Oddychasz z ulga sciagajac dusze z ramienia.
Ostroznie, w ciemnosci posuwasz sie naprzod. podchodzisz do panelu odpowiedzialnego za systemy bezpieczenstwa, probojez hackowac... nagle slyszysz za soba, powykrecany ryk.. jakby wydobywajacy sie z setek powykrecanych gardel: Jooooooin uuuuuss !!!!!!!! aaaagrrr !! I widzisz pedzace w Twoja strone powykrecane kontury mutanta....

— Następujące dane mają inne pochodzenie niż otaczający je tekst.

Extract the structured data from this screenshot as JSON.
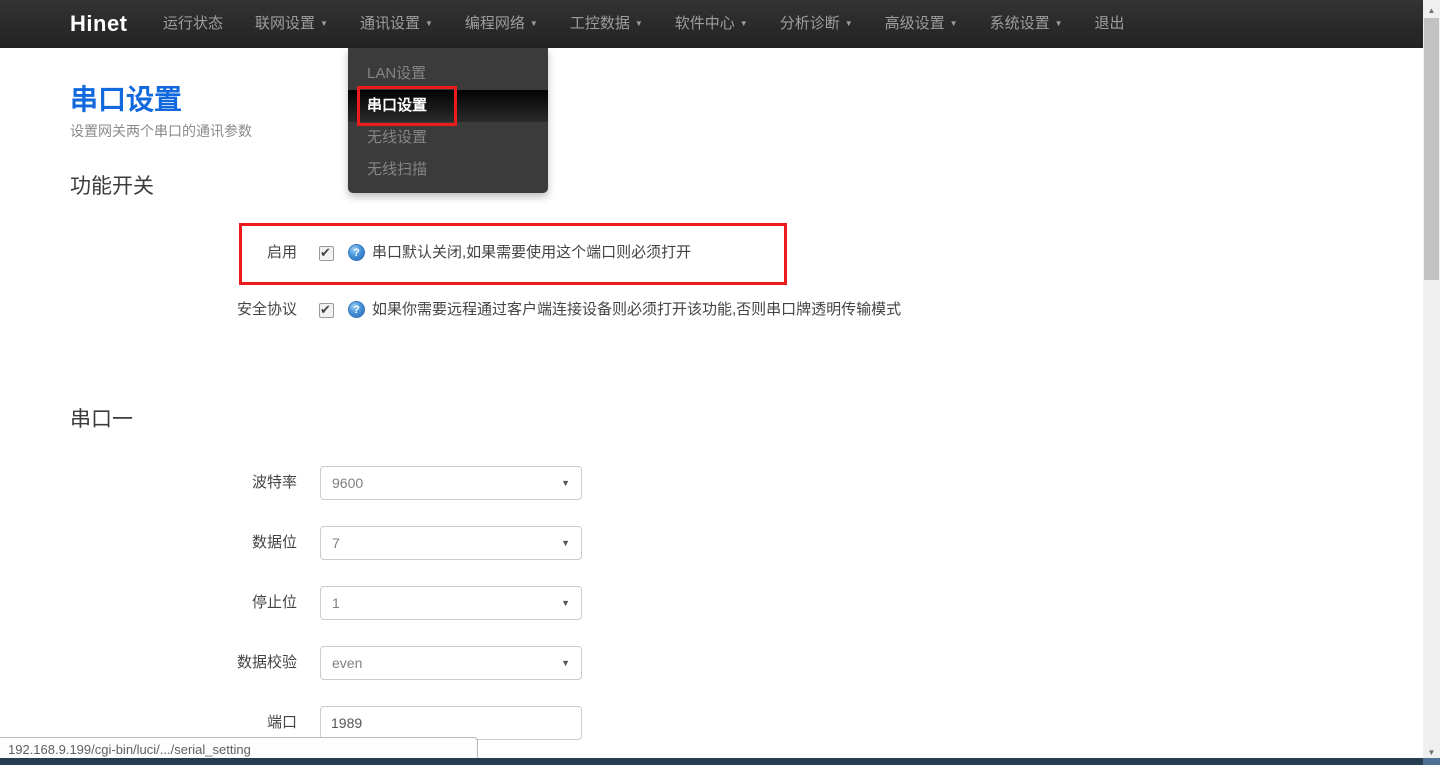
{
  "icons": {
    "caret_down": "▼",
    "select_arrow": "▼",
    "check": "✔",
    "help": "?",
    "scroll_up": "▲",
    "scroll_down": "▼"
  },
  "colors": {
    "accent_blue": "#1268dd",
    "annotation_red": "#ed1c1c",
    "navbar_bg": "#222222",
    "dropdown_bg": "#3b3b3b"
  },
  "navbar": {
    "brand": "Hinet",
    "items": [
      {
        "label": "运行状态",
        "caret": false
      },
      {
        "label": "联网设置",
        "caret": true
      },
      {
        "label": "通讯设置",
        "caret": true
      },
      {
        "label": "编程网络",
        "caret": true
      },
      {
        "label": "工控数据",
        "caret": true
      },
      {
        "label": "软件中心",
        "caret": true
      },
      {
        "label": "分析诊断",
        "caret": true
      },
      {
        "label": "高级设置",
        "caret": true
      },
      {
        "label": "系统设置",
        "caret": true
      },
      {
        "label": "退出",
        "caret": false
      }
    ]
  },
  "dropdown": {
    "parent": "通讯设置",
    "items": [
      {
        "label": "LAN设置",
        "active": false
      },
      {
        "label": "串口设置",
        "active": true
      },
      {
        "label": "无线设置",
        "active": false
      },
      {
        "label": "无线扫描",
        "active": false
      }
    ]
  },
  "page": {
    "title": "串口设置",
    "subtitle": "设置网关两个串口的通讯参数"
  },
  "function_switch": {
    "heading": "功能开关",
    "rows": [
      {
        "label": "启用",
        "checked": true,
        "help": "串口默认关闭,如果需要使用这个端口则必须打开"
      },
      {
        "label": "安全协议",
        "checked": true,
        "help": "如果你需要远程通过客户端连接设备则必须打开该功能,否则串口牌透明传输模式"
      }
    ]
  },
  "serial_port_one": {
    "heading": "串口一",
    "fields": [
      {
        "label": "波特率",
        "value": "9600",
        "control": "select"
      },
      {
        "label": "数据位",
        "value": "7",
        "control": "select"
      },
      {
        "label": "停止位",
        "value": "1",
        "control": "select"
      },
      {
        "label": "数据校验",
        "value": "even",
        "control": "select"
      },
      {
        "label": "端口",
        "value": "1989",
        "control": "text"
      }
    ]
  },
  "status_bar": {
    "link_preview": "192.168.9.199/cgi-bin/luci/.../serial_setting"
  }
}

Nagle czujesz jak zimny pot zalewa cale twoje czolo, a strach odbiera resztki tchu. Chcialoby sie przycisnac spust i puscic serie ciagla przed siebie, odklepujac w pamieci jakies znane pacieze, jednak w dloni tylko stary powykrecany klucz...
Move quickly take cover !! .....warning.... decompression a minute...
.... Why do you helping her... why do you resiting the will of the many....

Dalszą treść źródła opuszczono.